Замысел был ясен: если он вышел - меньше года назад - живым из тюрьмы, то из армии вряд ли выйдет.
С трудом удалось добиться недельной отсрочки. То была его последняя неделя на родной земле…
Успех нового узора для покрывал превзошел ожидания. Мастера на трех станах не справлялись с заказами. Все, что сдавалось, тут же находило покупателей. Если бы не ограничения с материалом, можно было бы посылать в тюрьму Чанкыры такой пай, что не только Кемалю Тахиру, а и другим товарищам хватило бы.
В конце марта, под вечер, у тюрьмы послышались крики. Что-то происходило у самых ворот. Через несколько минут полицейские доставили в тюремный лазарет мальчишку лет пятнадцати с разбитой головой. Он оказался зачинщиком драки.
Утром, улучив момент, парнишка - рана его оказалась неопасной - подошел к Назыму.
- У меня к тебе просьба, аби. Меня зовут Мустафа.
- Отлично, Мустафа, в чем дело?
- Сделай для меня рисунок.
- Какой рисунок?
Мустафа работал подмастерьем у ткача. Успех тюремных покрывал всполошил весь ткацкий цех города. Давно такого не было в Бурсе. Секреты узоров здесь передавались по наследству от отца к сыну, от мастера к подмастерью. И вдруг откуда ни возьмись этот новый узор.
Цеховые старейшины, собравшись в кофейне, решили во что бы то ни стало овладеть секретом. Выведали имя мастера, узнали, что он лежит в лазарете. И решили устроить драку у самой тюрьмы между подмастерьями. Один из них должен быть ранен и попасть в тюремный лазарет. Под большим секретом поручили дело Мустафе. За это цех обязался кормить его, пока он будет сидеть в каталажке, а если получит от Назыма образцы - посвятить в мастера.
Назым сделал для Мустафы несколько новых рисунков. Но тут взбунтовались мастера тюремной мануфактуры: слыханное ли дело, так, за здорово живешь, передавать секреты конкурентам!

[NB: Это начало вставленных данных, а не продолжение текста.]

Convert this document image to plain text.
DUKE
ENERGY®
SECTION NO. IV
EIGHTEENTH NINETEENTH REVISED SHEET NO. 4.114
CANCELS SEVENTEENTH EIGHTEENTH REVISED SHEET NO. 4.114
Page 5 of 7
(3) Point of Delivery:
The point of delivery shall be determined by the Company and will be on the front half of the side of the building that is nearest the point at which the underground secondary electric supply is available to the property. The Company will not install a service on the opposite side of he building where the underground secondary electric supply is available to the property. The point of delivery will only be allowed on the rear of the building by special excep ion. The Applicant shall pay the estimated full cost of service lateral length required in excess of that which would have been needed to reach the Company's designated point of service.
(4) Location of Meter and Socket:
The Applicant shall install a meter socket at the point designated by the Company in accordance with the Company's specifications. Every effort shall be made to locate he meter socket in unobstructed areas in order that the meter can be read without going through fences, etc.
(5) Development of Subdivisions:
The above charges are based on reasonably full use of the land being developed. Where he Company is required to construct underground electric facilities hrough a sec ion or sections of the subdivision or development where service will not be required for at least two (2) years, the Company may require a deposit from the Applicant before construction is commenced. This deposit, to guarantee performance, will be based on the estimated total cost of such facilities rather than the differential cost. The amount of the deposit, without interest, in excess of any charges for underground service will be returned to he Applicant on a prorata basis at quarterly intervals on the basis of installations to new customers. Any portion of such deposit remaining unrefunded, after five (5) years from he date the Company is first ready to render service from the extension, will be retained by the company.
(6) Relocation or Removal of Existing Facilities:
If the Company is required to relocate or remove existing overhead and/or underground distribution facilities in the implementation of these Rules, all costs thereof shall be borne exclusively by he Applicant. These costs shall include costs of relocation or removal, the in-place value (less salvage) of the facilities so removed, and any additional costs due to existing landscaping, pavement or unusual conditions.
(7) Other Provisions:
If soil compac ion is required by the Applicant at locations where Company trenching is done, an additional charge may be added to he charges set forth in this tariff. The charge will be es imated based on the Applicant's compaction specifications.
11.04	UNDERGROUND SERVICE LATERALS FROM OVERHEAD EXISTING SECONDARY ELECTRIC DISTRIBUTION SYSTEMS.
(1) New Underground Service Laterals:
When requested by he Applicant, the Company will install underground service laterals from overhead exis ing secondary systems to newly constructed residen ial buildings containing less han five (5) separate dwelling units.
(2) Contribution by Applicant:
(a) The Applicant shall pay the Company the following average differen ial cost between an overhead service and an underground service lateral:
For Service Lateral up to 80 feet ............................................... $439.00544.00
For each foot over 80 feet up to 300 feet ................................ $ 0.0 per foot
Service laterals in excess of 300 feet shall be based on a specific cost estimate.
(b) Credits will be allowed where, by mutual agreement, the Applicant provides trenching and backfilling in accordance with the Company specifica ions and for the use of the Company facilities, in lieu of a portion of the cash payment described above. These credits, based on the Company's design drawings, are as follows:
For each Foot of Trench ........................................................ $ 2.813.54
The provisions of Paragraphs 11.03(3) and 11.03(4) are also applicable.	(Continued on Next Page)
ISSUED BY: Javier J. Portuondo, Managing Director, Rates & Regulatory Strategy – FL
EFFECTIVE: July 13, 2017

Долго растолковывал им Назым, что тюрьма, построенная в голове, пострашней вот этой каменной, что конкуренция разъединяет людей, а их артель должна объединять. К тому же запас нити у них на исходе. И куда бы он годился, как художник, если бы у него был один-единственный узор, а не еще сто штук вот тут, в голове. Мастера в конце концов смирились, но убедили их пожалуй, лишь два последних довода.
Мустафа, получив образцы, кинулся целовать руки Назыму. Тот погладил его по забинтованной голове.
- За тобой долг - будешь мастером, не таись от учеников!..
…В начале апреля, когда дни стали теплей, в Бурсу приехала Джелиле-ханым. Вся в черном, в очках, она внушала арестантам почтение - осанкой, вежливой речью. Она была и в эти годы красива.
Когда молодой невесткой Назыма-паши она приехала к тестю в Алеппо, челядь, представленная ей, долго не хотела верить, что эта сидящая в углу женщина - живая, слишком правильными были черты ее лица, слишком белой - кожа. Каждая из служанок находила предлог, чтобы дотронуться до нее пальцем.